At the hearing, the State introduced a videotape of the offense and Espinoza’s two written confessions. In his confessions, Espinoza admits that he left his apartment with a gun and clothing to disguise his appearance, intending to rob someone in order to pay the fees required to retrieve his truck from the lot to where it had been towed for being illegally parked. The fees were approximately $130. Although the driver of the car in which Espinoza was riding told him that she would lend him the money, Espinoza refused her offer because he was “mad at everything.” After the driver dropped Espinoza off, Espinoza decided to rob a convenience store. Although Espinoza stated that he had not planned to kill the clerk, he had “lots of things going through [his] mind.” Espinoza admitted that the store clerk “never did anything to [him]” and had cooperated by opening the register. Espinoza stated that because he was standing in the store and was mad, he pulled the trigger. Espinoza stated that it was not an accident.

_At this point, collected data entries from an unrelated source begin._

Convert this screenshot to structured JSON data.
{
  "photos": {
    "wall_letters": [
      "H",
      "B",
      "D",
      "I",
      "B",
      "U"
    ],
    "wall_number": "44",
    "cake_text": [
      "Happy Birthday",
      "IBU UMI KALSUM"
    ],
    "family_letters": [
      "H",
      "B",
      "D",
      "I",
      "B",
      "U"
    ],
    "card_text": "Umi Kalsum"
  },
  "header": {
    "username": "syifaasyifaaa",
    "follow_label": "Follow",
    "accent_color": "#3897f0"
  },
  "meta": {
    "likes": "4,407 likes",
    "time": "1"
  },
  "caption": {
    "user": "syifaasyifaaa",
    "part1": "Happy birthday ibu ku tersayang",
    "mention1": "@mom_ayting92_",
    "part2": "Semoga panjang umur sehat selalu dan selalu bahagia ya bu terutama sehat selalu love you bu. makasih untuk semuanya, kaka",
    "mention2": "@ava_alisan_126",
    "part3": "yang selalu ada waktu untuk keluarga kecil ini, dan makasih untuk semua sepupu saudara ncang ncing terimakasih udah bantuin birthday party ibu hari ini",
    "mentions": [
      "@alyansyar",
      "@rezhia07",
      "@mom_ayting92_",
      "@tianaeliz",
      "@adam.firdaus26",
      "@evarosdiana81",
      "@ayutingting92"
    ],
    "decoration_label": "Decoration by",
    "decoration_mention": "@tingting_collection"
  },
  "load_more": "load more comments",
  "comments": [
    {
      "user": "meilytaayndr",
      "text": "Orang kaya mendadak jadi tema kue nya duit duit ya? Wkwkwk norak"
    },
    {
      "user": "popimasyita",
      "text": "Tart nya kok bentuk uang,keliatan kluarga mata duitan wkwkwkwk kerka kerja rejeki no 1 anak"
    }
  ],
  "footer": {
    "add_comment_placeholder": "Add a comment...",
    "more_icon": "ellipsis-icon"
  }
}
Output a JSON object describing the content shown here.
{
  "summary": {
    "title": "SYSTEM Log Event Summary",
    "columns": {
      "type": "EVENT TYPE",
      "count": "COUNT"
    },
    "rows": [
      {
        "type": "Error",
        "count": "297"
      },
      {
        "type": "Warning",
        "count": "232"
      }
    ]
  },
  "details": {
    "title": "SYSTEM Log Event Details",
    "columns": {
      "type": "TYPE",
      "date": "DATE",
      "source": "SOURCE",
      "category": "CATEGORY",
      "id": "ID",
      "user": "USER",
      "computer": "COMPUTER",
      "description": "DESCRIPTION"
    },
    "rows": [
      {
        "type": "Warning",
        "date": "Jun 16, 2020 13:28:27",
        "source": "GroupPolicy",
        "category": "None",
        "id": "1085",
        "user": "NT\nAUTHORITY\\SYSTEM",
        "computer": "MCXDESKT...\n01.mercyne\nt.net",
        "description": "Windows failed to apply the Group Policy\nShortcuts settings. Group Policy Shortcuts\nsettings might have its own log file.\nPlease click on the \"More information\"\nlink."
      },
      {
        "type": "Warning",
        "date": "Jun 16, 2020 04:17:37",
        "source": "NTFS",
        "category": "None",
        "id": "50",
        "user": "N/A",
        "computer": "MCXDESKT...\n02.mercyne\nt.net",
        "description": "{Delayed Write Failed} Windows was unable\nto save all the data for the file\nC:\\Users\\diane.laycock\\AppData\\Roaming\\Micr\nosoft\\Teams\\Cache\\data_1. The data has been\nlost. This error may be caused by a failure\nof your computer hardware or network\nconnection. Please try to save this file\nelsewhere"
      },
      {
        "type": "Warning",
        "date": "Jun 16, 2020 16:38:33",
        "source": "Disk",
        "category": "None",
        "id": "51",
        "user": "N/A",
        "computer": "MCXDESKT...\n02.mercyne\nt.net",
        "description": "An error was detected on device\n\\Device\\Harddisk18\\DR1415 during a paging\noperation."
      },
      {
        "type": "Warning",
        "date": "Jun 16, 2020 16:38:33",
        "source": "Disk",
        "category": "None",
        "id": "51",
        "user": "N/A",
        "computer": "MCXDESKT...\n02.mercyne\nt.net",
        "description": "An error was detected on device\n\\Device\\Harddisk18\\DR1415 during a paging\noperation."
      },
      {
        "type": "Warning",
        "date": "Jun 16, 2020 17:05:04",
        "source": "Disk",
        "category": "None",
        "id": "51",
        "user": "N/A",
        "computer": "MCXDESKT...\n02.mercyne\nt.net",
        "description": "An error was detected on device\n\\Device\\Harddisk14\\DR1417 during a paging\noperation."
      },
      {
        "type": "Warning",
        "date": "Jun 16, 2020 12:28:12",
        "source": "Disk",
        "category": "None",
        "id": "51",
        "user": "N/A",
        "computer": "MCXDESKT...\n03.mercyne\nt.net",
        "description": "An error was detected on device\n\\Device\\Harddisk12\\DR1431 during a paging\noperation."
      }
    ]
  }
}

The proof presented at the hearing, including the videotape and the confessions, is evident to establish that Espinoza was guilty of capital murder and that a jury would convict him. Espinoza appears to contend that the jury would not return findings requiring a death sentence. However, the circumstances of the offense alone may warrant an affirmative answer to the future dangerousness special issue. Smith v. State, 74 S.W.3d 868, 870 (Tex.Crim.App.2002). In addition, the calculated nature of the defendant’s act and the forethought with which he coldly planned and carried out his crime are probative of his propensity to commit future acts of violence. Burdine v. State, 719 S.W.2d 309, 315-16 (Tex.Crim.App.1986). In this case, Espinoza planned the robbery and took the items he needed to accomplish the offense with him from his apartment. Although Espinoza was offered an alternative way to obtain the money he wanted, Espinoza decided to proceed with the robbery because he was mad. During the course of the robbery, Espinoza also coldly decided to shoot the store clerk because he was mad. This evidence satisfied the State’s burden of “substantially showing” that proof is evident that a jury would return findings requiring a death sentence. The trial court did not abuse its discretion in remanding Espinoza without bond. Accordingly, the trial court’s order is affirmed.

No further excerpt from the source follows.